I was in church yesterday evening and the priest was talking about All Saints’ Day, referring to the day after Halloween, and which became the theme for the weekend. Being reminded of those who have died and who have passed on, and how we are just “renting” this body temporarily, got me thinking about my father, who died in 16 years ago on Thanksgiving at age 61. I remember the morning of his death being one of the most beautiful days I have ever seen, and of course I am reminded every year at thanksgiving time. But thinking of All Saints’ Day and of my father reminded me of something else, which is the perspective that nothing lasts forever, and that we are here for a short time, and for all the aspirations and worries and stresses that we face, we are all going to die and hopefully go on to a better place.

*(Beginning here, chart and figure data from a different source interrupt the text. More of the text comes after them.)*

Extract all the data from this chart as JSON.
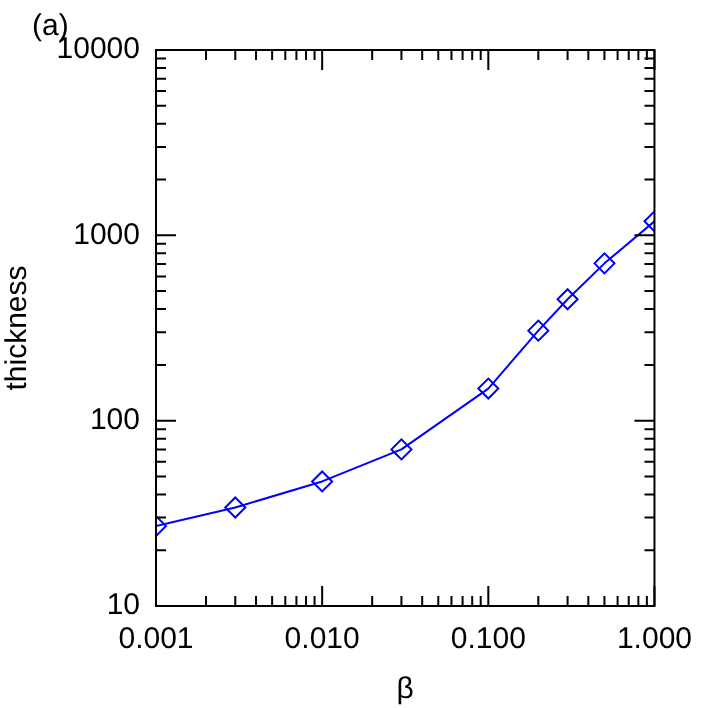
{
  "chart_data": {
    "type": "line",
    "xlabel": "β",
    "ylabel": "thickness",
    "annotations": [
      "(a)"
    ],
    "log": "xy",
    "marker": "diamond",
    "line_style": "solid",
    "grid": false,
    "legend": false,
    "x": [
      0.001,
      0.003,
      0.01,
      0.03,
      0.1,
      0.2,
      0.3,
      0.5,
      1
    ],
    "series": [
      {
        "color": "#0000ff",
        "values": [
          27,
          34,
          47,
          70,
          149,
          306,
          452,
          706,
          1190
        ]
      }
    ],
    "xlim": [
      0.001,
      1
    ],
    "ylim": [
      10,
      10000
    ],
    "xticks": [
      {
        "value": 0.001,
        "label": "0.001"
      },
      {
        "value": 0.002,
        "label": null
      },
      {
        "value": 0.003,
        "label": null
      },
      {
        "value": 0.004,
        "label": null
      },
      {
        "value": 0.005,
        "label": null
      },
      {
        "value": 0.006,
        "label": null
      },
      {
        "value": 0.007,
        "label": null
      },
      {
        "value": 0.008,
        "label": null
      },
      {
        "value": 0.009,
        "label": null
      },
      {
        "value": 0.01,
        "label": "0.010"
      },
      {
        "value": 0.02,
        "label": null
      },
      {
        "value": 0.03,
        "label": null
      },
      {
        "value": 0.04,
        "label": null
      },
      {
        "value": 0.05,
        "label": null
      },
      {
        "value": 0.06,
        "label": null
      },
      {
        "value": 0.07,
        "label": null
      },
      {
        "value": 0.08,
        "label": null
      },
      {
        "value": 0.09,
        "label": null
      },
      {
        "value": 0.1,
        "label": "0.100"
      },
      {
        "value": 0.2,
        "label": null
      },
      {
        "value": 0.3,
        "label": null
      },
      {
        "value": 0.4,
        "label": null
      },
      {
        "value": 0.5,
        "label": null
      },
      {
        "value": 0.6,
        "label": null
      },
      {
        "value": 0.7,
        "label": null
      },
      {
        "value": 0.8,
        "label": null
      },
      {
        "value": 0.9,
        "label": null
      },
      {
        "value": 1,
        "label": "1.000"
      }
    ],
    "yticks": [
      10,
      {
        "value": 20,
        "label": null
      },
      {
        "value": 30,
        "label": null
      },
      {
        "value": 40,
        "label": null
      },
      {
        "value": 50,
        "label": null
      },
      {
        "value": 60,
        "label": null
      },
      {
        "value": 70,
        "label": null
      },
      {
        "value": 80,
        "label": null
      },
      {
        "value": 90,
        "label": null
      },
      100,
      {
        "value": 200,
        "label": null
      },
      {
        "value": 300,
        "label": null
      },
      {
        "value": 400,
        "label": null
      },
      {
        "value": 500,
        "label": null
      },
      {
        "value": 600,
        "label": null
      },
      {
        "value": 700,
        "label": null
      },
      {
        "value": 800,
        "label": null
      },
      {
        "value": 900,
        "label": null
      },
      1000,
      {
        "value": 2000,
        "label": null
      },
      {
        "value": 3000,
        "label": null
      },
      {
        "value": 4000,
        "label": null
      },
      {
        "value": 5000,
        "label": null
      },
      {
        "value": 6000,
        "label": null
      },
      {
        "value": 7000,
        "label": null
      },
      {
        "value": 8000,
        "label": null
      },
      {
        "value": 9000,
        "label": null
      },
      10000
    ]
  }
}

Think about that for a second, because in that last sentence there were too many things in there and my main point is likely lost in the jumble. In a certain unknown number of years, you and I will be gone, we will die, kick the bucket, buy the farm, take the big sleep. So in the meantime why not jump for the stars? Speak up? Go for your desires? Say what you want? Don’t sweat the small stuff? Go for it? Don’t hold back because you might not get the chance to do this again later. Don’t settle for what you don’t want just to please someone else. Don’t play someone else’s game for the sole reason of being timid and not wanting to upset them.
Now you may already know this and as you read this you are saying …”duh!…” But I often forget and let little things bother me, let those things become the most important thing and take away the moment of now from being something greater, something wonderful. All those moments add up to a significant amount of time; time that will not be coming back to us.
So after church, we got the family into the car. Although the kids were not eager to go to church in the first place, I chose to not focus on their lack of desire and instead just enjoy the fact that we are all together. And that moment, and the moments at dinner, became my gift. I saw the time together as precious, and eventually the kids got out of their slump and it was a really nice evening.